West Palm Beach Assault and Aggravated Assault Attorney David W. Olson

Assault and aggravated assault charges are vigorously prosecuted in Florida. A conviction for aggravated assault can potentially result in a third degree felony, punishable by a term of imprisonment of up to five years and a $5,000 fine. If a deadly weapon is involved or discharged, a conviction can potentially result in added years and a mandatory minimum sentence. It is important to understand that an arrest is not a conviction and that an experienced criminal defense attorney can zealously challenge the charges.

For more than 30 years, Attorney David W. Olson has represented thousands of clients, including many charged with assault, aggravated assault, assault with a deadly weapon and other serious felonies and misdemeanors. In many cases, Attorney Olson successfully negotiated with prosecutors, resulting in dismissed or reduced charges. Numerous cases that went to trial resulted in not guilty verdicts.

In all cases and for all clients Attorney Olson focuses on obtaining the most favorable results possible so that clients can continue on in their lives and leave the past behind. Attorney Olson offers a complimentary, confidential case review to discuss your particular circumstances.

Florida Assault Statute

784.011 Assault

  1. An “assault” is an intentional, unlawful threat by word or act to do violence to the person of another, coupled with an apparent ability to do so, and doing some act which creates a well-founded fear in such other person that such violence is imminent.
  2. Whoever commits an assault shall be guilty of a misdemeanor of the second degree, punishable as provided in s. 775.082or s. 775.083.

Understanding and Proving Assault

The term assault, as used in a legal sense, is often misunderstood and confused with the term battery (please see our battery page for additional information).
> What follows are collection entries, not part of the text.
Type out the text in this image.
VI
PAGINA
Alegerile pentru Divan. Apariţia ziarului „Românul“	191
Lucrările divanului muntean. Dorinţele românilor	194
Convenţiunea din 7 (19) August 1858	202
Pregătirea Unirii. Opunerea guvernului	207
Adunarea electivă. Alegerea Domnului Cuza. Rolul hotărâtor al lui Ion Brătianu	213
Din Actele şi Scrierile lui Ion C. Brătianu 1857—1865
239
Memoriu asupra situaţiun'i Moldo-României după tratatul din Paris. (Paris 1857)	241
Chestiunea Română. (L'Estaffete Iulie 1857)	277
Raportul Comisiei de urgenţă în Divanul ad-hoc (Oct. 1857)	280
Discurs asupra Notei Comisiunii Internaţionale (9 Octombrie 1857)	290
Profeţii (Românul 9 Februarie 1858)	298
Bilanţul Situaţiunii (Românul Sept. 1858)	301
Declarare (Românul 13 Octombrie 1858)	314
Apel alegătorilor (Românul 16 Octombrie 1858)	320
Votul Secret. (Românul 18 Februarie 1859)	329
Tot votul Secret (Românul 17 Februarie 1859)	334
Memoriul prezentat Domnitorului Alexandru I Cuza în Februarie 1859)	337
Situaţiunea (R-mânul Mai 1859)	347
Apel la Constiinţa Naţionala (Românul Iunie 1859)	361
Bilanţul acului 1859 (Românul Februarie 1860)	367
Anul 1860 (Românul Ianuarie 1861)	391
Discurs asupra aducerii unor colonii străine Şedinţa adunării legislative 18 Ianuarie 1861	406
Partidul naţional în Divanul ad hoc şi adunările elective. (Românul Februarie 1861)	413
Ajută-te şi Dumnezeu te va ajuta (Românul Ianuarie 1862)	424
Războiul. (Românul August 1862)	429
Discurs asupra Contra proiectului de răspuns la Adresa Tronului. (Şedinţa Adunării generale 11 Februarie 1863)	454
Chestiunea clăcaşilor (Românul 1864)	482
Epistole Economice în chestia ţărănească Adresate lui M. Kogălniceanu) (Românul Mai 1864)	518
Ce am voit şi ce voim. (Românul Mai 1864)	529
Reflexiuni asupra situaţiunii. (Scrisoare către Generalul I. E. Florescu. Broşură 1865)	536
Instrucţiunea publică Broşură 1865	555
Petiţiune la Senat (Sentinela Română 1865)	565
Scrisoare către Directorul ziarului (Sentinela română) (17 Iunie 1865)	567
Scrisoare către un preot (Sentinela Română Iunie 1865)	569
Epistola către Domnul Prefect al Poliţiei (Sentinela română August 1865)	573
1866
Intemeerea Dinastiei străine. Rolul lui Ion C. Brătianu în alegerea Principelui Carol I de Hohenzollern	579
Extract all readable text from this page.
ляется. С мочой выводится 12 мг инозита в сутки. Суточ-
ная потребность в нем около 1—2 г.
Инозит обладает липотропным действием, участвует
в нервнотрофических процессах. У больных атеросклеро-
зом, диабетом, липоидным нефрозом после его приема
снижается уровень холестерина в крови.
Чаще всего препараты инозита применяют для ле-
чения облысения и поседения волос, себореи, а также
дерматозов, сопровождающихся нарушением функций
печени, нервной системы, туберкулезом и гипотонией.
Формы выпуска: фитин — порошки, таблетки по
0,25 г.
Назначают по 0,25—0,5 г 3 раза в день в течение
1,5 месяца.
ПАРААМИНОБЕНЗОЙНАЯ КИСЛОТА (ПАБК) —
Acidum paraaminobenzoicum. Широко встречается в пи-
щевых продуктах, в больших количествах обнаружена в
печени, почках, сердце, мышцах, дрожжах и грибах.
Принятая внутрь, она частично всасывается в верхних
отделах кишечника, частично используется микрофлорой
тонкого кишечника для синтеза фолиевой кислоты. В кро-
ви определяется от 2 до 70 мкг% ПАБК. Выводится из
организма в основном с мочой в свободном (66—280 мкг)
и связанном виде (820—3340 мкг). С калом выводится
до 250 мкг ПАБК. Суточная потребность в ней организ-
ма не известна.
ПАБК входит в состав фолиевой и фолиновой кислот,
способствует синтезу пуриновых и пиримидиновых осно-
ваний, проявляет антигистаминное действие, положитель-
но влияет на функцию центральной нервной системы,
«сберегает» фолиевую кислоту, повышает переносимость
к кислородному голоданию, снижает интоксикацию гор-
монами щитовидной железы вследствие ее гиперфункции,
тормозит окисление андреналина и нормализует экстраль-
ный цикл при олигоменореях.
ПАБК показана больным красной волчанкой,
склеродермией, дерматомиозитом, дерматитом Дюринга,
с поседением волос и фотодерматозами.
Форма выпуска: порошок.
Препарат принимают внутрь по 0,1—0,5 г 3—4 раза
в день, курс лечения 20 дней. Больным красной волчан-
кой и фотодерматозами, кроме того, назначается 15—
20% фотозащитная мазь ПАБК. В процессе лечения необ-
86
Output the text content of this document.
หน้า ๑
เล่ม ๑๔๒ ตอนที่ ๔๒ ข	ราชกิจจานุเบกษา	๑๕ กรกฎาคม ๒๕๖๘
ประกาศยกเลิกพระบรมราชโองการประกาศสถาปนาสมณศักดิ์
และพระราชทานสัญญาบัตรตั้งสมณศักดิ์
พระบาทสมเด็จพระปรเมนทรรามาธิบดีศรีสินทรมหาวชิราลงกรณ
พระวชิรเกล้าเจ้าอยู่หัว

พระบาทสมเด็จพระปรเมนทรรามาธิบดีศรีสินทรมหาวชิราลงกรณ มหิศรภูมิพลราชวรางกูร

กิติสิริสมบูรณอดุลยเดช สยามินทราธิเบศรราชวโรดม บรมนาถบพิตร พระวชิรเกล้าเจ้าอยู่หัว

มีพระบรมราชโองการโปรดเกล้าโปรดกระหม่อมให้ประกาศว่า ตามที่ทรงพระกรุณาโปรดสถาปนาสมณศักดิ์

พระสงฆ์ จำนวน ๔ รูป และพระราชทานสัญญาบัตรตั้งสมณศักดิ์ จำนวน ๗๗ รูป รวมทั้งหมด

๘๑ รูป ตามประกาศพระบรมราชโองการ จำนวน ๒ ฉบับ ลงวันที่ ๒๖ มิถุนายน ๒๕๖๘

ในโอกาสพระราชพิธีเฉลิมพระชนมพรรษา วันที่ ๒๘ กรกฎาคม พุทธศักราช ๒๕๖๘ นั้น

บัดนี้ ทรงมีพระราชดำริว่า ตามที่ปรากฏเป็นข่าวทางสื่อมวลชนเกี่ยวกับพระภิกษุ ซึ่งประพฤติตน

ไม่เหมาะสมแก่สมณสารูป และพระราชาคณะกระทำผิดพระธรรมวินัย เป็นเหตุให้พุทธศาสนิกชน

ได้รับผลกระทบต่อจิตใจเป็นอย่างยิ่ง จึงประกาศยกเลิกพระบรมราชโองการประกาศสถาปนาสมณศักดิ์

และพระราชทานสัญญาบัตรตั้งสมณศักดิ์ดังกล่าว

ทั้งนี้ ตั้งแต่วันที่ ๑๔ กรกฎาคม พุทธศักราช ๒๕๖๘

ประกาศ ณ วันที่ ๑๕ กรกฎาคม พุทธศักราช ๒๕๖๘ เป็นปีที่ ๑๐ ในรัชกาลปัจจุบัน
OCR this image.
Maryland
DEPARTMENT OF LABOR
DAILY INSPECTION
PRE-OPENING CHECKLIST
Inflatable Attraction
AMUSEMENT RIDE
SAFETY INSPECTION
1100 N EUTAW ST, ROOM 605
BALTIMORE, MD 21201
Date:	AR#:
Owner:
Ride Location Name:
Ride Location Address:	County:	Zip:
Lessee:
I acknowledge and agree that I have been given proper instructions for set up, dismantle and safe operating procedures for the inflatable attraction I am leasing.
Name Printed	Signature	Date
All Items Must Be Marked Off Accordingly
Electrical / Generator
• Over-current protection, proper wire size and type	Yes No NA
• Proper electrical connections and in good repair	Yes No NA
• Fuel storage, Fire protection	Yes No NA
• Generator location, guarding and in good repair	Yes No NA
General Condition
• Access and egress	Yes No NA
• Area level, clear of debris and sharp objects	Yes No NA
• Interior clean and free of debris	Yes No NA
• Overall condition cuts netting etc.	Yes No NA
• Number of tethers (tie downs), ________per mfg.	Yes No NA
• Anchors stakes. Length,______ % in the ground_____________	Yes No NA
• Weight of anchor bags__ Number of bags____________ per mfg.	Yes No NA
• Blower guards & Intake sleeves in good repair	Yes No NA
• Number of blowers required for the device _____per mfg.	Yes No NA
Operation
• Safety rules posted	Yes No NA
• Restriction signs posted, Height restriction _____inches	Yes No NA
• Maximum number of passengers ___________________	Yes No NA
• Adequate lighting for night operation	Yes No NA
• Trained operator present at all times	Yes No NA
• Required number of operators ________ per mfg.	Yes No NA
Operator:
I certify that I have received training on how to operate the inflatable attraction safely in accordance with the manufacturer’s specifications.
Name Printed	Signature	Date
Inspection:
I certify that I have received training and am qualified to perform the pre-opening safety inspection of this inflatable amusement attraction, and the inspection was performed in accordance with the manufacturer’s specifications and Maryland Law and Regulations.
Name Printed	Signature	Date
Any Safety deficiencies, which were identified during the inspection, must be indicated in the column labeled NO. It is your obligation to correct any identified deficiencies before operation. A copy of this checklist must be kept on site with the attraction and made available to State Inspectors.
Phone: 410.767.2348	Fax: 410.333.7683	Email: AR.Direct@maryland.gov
Simple assault does not include physical contact such as hitting or striking another with a physical object. Aggravated assault, however, does involve contact with the use of a deadly weapon.

To prove statutory assault, three elements must be proven beyond a reasonable doubt:

  1. The accused must have intentionally and unlawfully threatened – either by word or act – to do violence to the victim.
  2. At the time of the act, the accused appeared to have been able to carry out the threat.
  3. Based on the act of the accused, the victim had a well-founded fear that the violence was about to happen.

If all three elements are not proven the assault charges must be dropped.

Example of Assault

Max confronts Mary on a dark street and with his hand in his jacket and in a menacing manner says, “I’ll shoot you if you don’t give me your money.” Max did not have a gun but he intentionally and unlawfully threatened Mary, and in her eyes she reasonably believed he had a gun or could have had a gun and that violence could occur.

Florida Aggravated Assault Statute

784.021 Aggravated assault

  1. An “aggravated assault” is an assault:
  2. With a deadly weapon without intent to kill; or
  3. With an intent to commit a felony.
  4. Whoever commits an aggravated assault shall be guilty of a felony of the third degree, punishable as provided in s. 775.082, s. 775.083, or s. 775.084.

Understanding and Proving Aggravated Assault

Aggravated assault is a violent crime that may be charged when a deadly weapon was used but when the accused did not actually intend to kill the victim or when the prosecution cannot prove that the accused intended to kill the victim.

For an assault conviction, the prosecution must prove all of the following elements beyond a reasonable doubt, including the first three elements of simple assault:

  1. The accused intentionally and unlawfully threatened, either by word or act, to do violence to the victim.
  2. At the time of the act, the accused appeared to have been able to carry out the threat.
  3. The act of the accused created in the mind of the victim a well-founded fear that the violence was about to take place.

If a deadly weapon was alleged to have been used, the prosecution must prove:

  1. The assault was made with a deadly weapon.
  2. If applicable, it must be proven that the assault was made with a fully-formed, conscious intent to commit a specific felony upon the victim.

A conscious intent to commit a felony may refer to a variety of different offenses, including, for example, murder or burglary.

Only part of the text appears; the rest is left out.